In a bid to address several key issues in the cricket matches, International Cricket Council has brought a new set of rules. The changes will be applicable to all the international series starting from now onwards. The alterations in the rules are concerned with issues like dimensions of the bat, Decision Review System, grounding, leg by on no-ball, sending a player off the field, and much more.
Although the ongoing India-Australia Series will continue to follow the old rules, the test series between South Africa and Bangladesh and the one between Pakistan and Sri Lanka will abide by the modified rules.
File Photo (Image Courtesy: Hindustan Times)
Enlisted below are the highlights of the new set of rules that have been introduced by the ICC:
Sending Players off the field
Until now, any kind of misbehavior on the part of the players was handled by the umpires by putting fines and bans.

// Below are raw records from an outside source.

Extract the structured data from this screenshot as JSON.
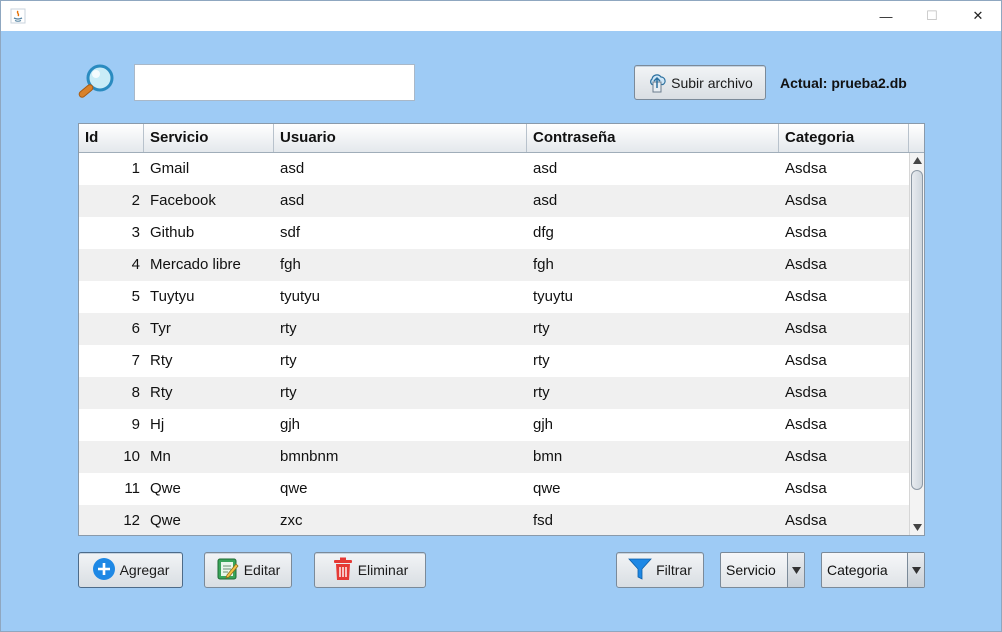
{
  "window": {
    "minimize_glyph": "—",
    "maximize_glyph": "☐",
    "close_glyph": "✕"
  },
  "toolbar": {
    "search_value": "",
    "upload_label": "Subir archivo",
    "current_file": "Actual: prueba2.db"
  },
  "table": {
    "columns": [
      "Id",
      "Servicio",
      "Usuario",
      "Contraseña",
      "Categoria"
    ],
    "rows": [
      [
        "1",
        "Gmail",
        "asd",
        "asd",
        "Asdsa"
      ],
      [
        "2",
        "Facebook",
        "asd",
        "asd",
        "Asdsa"
      ],
      [
        "3",
        "Github",
        "sdf",
        "dfg",
        "Asdsa"
      ],
      [
        "4",
        "Mercado libre",
        "fgh",
        "fgh",
        "Asdsa"
      ],
      [
        "5",
        "Tuytyu",
        "tyutyu",
        "tyuytu",
        "Asdsa"
      ],
      [
        "6",
        "Tyr",
        "rty",
        "rty",
        "Asdsa"
      ],
      [
        "7",
        "Rty",
        "rty",
        "rty",
        "Asdsa"
      ],
      [
        "8",
        "Rty",
        "rty",
        "rty",
        "Asdsa"
      ],
      [
        "9",
        "Hj",
        "gjh",
        "gjh",
        "Asdsa"
      ],
      [
        "10",
        "Mn",
        "bmnbnm",
        "bmn",
        "Asdsa"
      ],
      [
        "11",
        "Qwe",
        "qwe",
        "qwe",
        "Asdsa"
      ],
      [
        "12",
        "Qwe",
        "zxc",
        "fsd",
        "Asdsa"
      ]
    ]
  },
  "actions": {
    "add_label": "Agregar",
    "edit_label": "Editar",
    "delete_label": "Eliminar",
    "filter_label": "Filtrar"
  },
  "filters": {
    "service_selected": "Servicio",
    "category_selected": "Categoria"
  },
  "icons": {
    "search": "magnifier-icon",
    "upload": "cloud-upload-icon",
    "add": "plus-circle-icon",
    "edit": "edit-notepad-icon",
    "delete": "trash-icon",
    "filter": "funnel-icon"
  },
  "colors": {
    "background": "#9ecbf5",
    "add_blue": "#1e88e5",
    "delete_red": "#e53935",
    "filter_blue": "#1e88e5"
  }
}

However, from now on, any player who attempts to assault or threaten another player, umpire, or spectator will be immediately sent off the field.
As per the new rule, any bowler who delivers a deliberate front-foot no-ball will be guilty of “unfair play” and won’t be allowed to bowl for the remaining portion of the innings. Besides, if a ball bounces more than once before reaching the batsman, it will be declared as a no-ball. Also, the byes and leg byes scored off a no-ball will be scored separately.
The thickness of the bat can’t be more than 40 mm, while the overall depth should be less than 67 mm. In order to check if the bat is legal, umpires will be provided with a new bat gauge.
The DRS can now be availed by Twenty-Twenty Internationals but in tests, the teams cannot get reviews back after the completion of 80 overs. In addition, a team will not lose a review if it’s struck down because of the umpire’s call.
Catch on the boundary
The fielder in contact with the ball must be either grounded inside the boundary or his/her last contact with the ground before touching the ball must be inside the boundary.
Dismissal of the batsman
A batsman can be declared run-out, catch out, or stumped even if the ball comes in contact with a helmet worn by any fielder or wicketkeeper. Adding to this, if the batsman comes in contact with the ground with his/her bat beyond the crease and it bounces up when the wickets are broken, he/she will be not out.
In an attempt to prevent serious injuries to the wicketkeepers, the bails can now be tethered to the stumps. The decision to use or not use the tethered bails now rests with the host countries.